4. Tap Into Your Home Equity
Do you have a ton of equity built up in your home? A home equity loan or home equity line of credit may be ideal to finance pool construction as borrowing costs are generally lower than what you’ll find with personal loans and credit cards. Plus, you’ll have an extended period to repay what you owe.
Home equity loans allow you to make fixed monthly payments with a loan term ranging from 5-30 years. HELOCs offer variable interest rates and lower monthly payments during the draw period. You can draw from a HELOC for up to 10 years. Then, the remaining balance gets converted into a loan with a term as long as 20 years.
5. Home Improvement Loans
You can take out a home improvement loan for your new pool. A pool adds value to your home and qualifies as a property upgrade. Pools can add several percentage points to your property’s value, especially if you live in a warm area. You can get a lower rate if you have a good credit score.
6. Personal Loans
These loans are unsecured and offer quick access to cash. Many financial institutions offer these loans and request basic information like your ID, Social Security Number, and proof of income. Most of these loans have a fixed rate, which is a good option for people who want stable monthly payments.
Some lenders only run soft credit checks for these loans. It is possible to get financing with this option if you have bad credit, but a good credit score will give you more loan options. Most lenders deliver these funds within 1-3 business days.
7. Credit Cards
Credit cards offer rewards and a readily accessible credit limit. However, the high interest rate and cash advance fees don’t make a credit card the best financing option for a pool.
8. Cash-Out Refinance
This is a good option for pool financing if you aren’t happy with your current mortgage. A cash-out refinance lets you tap into home equity, avoid a second mortgage, and change your loan terms. You can add more years to the backend of your mortgage to reduce your monthly payments.
How to Apply for a Pool Loan
You can follow these steps to apply for a pool loan and get the financing that you need for a new swimming pool.
Determine Your Budget and Loan Amount
It is a good idea to review your finances before determining the type of loan to get.
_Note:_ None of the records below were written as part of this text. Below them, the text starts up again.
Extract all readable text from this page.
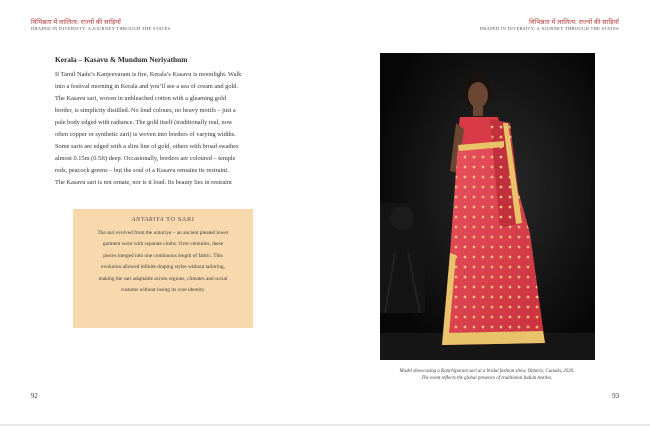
विभिन्नता में लालित्य: राज्यों की साड़ियाँ
DRAPED IN DIVERSITY: A JOURNEY THROUGH THE STATES
विभिन्नता में लालित्य: राज्यों की साड़ियाँ
DRAPED IN DIVERSITY: A JOURNEY THROUGH THE STATES
Kerala – Kasavu & Mundum Neriyathum
If Tamil Nadu’s Kanjeevaram is fire, Kerala’s Kasavu is moonlight. Walk
into a festival morning in Kerala and you’ll see a sea of cream and gold.
The Kasavu sari, woven in unbleached cotton with a gleaming gold
border, is simplicity distilled. No loud colours, no heavy motifs – just a
pale body edged with radiance. The gold itself (traditionally real, now
often copper or synthetic zari) is woven into borders of varying widths.
Some saris are edged with a slim line of gold, others with broad swathes
almost 0.15m (0.5ft) deep. Occasionally, borders are coloured – temple
reds, peacock greens – but the soul of a Kasavu remains its restraint.
The Kasavu sari is not ornate, nor is it loud. Its beauty lies in restraint
ANTARIYA TO SARI
The sari evolved from the antariya – an ancient pleated lower
garment worn with separate cloths. Over centuries, these
pieces merged into one continuous length of fabric. This
evolution allowed infinite draping styles without tailoring,
making the sari adaptable across regions, climates and social
customs without losing its core identity.
92
Model showcasing a Kanchipuram sari at a bridal fashion show, Ontario, Canada, 2020.
The event reflects the global presence of traditional Indian textiles.
93
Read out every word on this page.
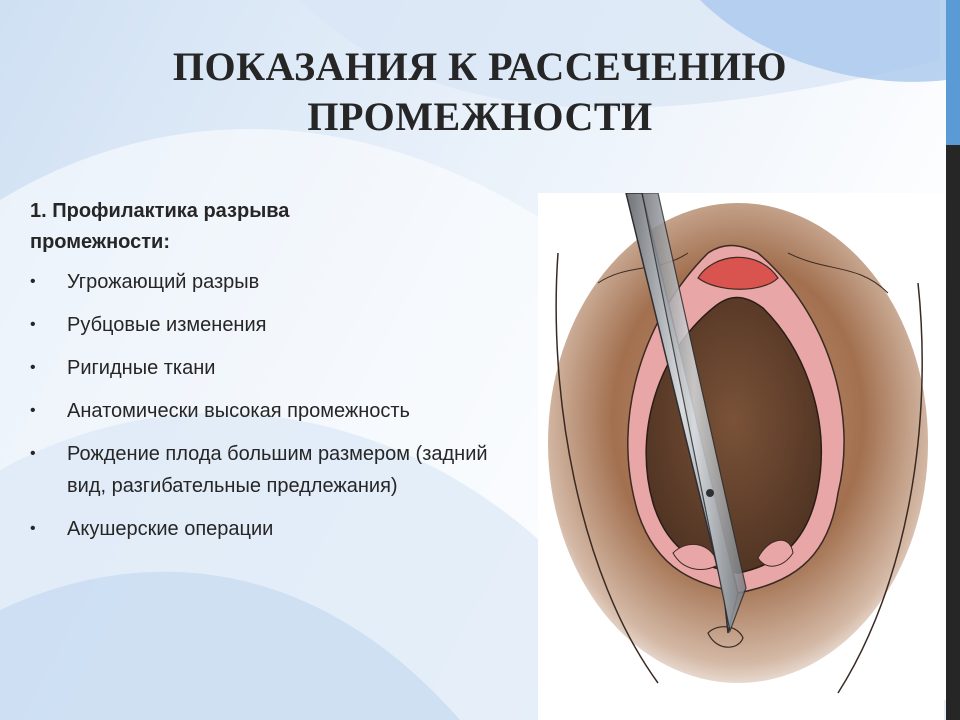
ПОКАЗАНИЯ К РАССЕЧЕНИЮ
ПРОМЕЖНОСТИ
1. Профилактика разрыва промежности:
• Угрожающий разрыв
• Рубцовые изменения
• Ригидные ткани
• Анатомически высокая промежность
• Рождение плода большим размером (задний вид, разгибательные предлежания)
• Акушерские операции
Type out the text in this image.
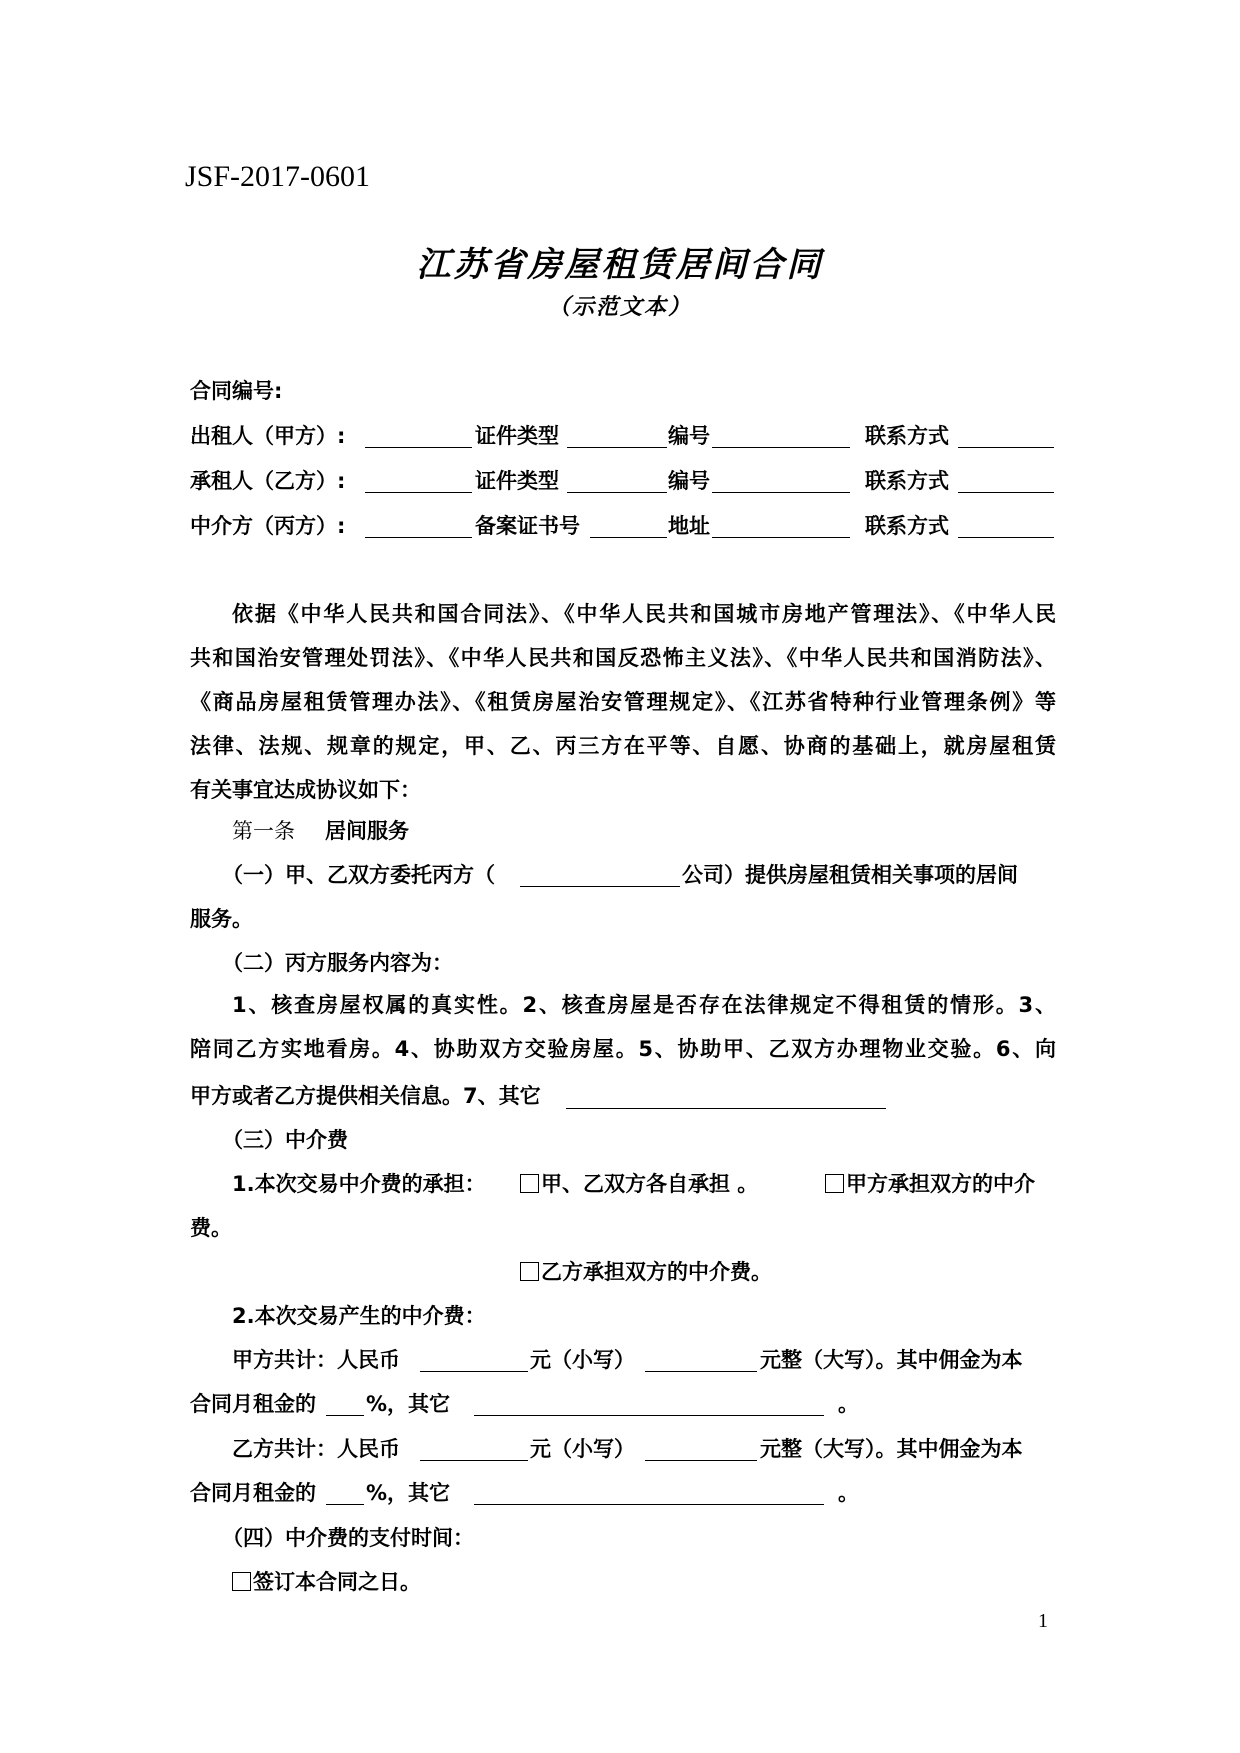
JSF-2017-0601
江苏省房屋租赁居间合同
（示范文本）
合同编号:
出租人（甲方）:	证件类型	编号	联系方式
承租人（乙方）:	证件类型	编号	联系方式
中介方（丙方）:	备案证书号	地址	联系方式
依据《中华人民共和国合同法》、《中华人民共和国城市房地产管理法》、《中华人民
共和国治安管理处罚法》、《中华人民共和国反恐怖主义法》、《中华人民共和国消防法》、
《商品房屋租赁管理办法》、《租赁房屋治安管理规定》、《江苏省特种行业管理条例》等
法律、法规、规章的规定，甲、乙、丙三方在平等、自愿、协商的基础上，就房屋租赁
有关事宜达成协议如下：
第一条 居间服务
（一）甲、乙双方委托丙方（	公司）提供房屋租赁相关事项的居间
服务。
（二）丙方服务内容为：
1、核查房屋权属的真实性。2、核查房屋是否存在法律规定不得租赁的情形。3、
陪同乙方实地看房。4、协助双方交验房屋。5、协助甲、乙双方办理物业交验。6、向
甲方或者乙方提供相关信息。7、其它
（三）中介费
1.本次交易中介费的承担：	甲、乙双方各自承担 。	甲方承担双方的中介
费。
乙方承担双方的中介费。
2.本次交易产生的中介费：
甲方共计：人民币	元（小写）	元整（大写）。其中佣金为本
合同月租金的 %，其它	。
乙方共计：人民币	元（小写）	元整（大写）。其中佣金为本
合同月租金的 %，其它	。
（四）中介费的支付时间：
签订本合同之日。
1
A closer review of your finances will help you determine how much you can afford for a monthly installment loan payment. You can also decide if you would prefer an above-ground backyard pool or an in-ground pool.
Check Your Credit Score
Making sure you qualify for financing before submitting a loan request can save a lot of time. Lenders will look at your FICO score to determine if you qualify for a loan. It’s a good idea for homeowners to look at this score and build it up before applying for a loan. A higher credit score can give you a competitive interest rate and access to the best pool loans.
Choosing Your Loan Type
HELOCs, home equity loans, personal loans, credit cards, and home improvement loans are some of the available options. You should assess your financial situation before taking out a new loan to cover pool costs.
Shop Around for the Best Interest Rates
A pool installation can get expensive, but you can save money by comparing multiple lenders. You can find a lender that offers a reasonable rate and term length if you shop around. You may also find a high loan amount if you look beyond your primary lender.
Submitting an Application
Once you find the best fit for your finances, the final step is to submit an application. Lenders will request basic information like your ID, Social Security Number, and proof of income. Lenders assess this information to verify your identity and confirm if you are likely to make on-time monthly payments.
Conclusion: Should You Get a Pool Loan
A pool loan can make it financially feasible to buy a swimming pool. The installation of a swimming pool costs thousands of dollars, and not everyone has that type of money in their savings accounts. If you want to add a pool to your home for unforgettable memories, a pool loan can be a good idea. Adding a pool to your property will also increase its value.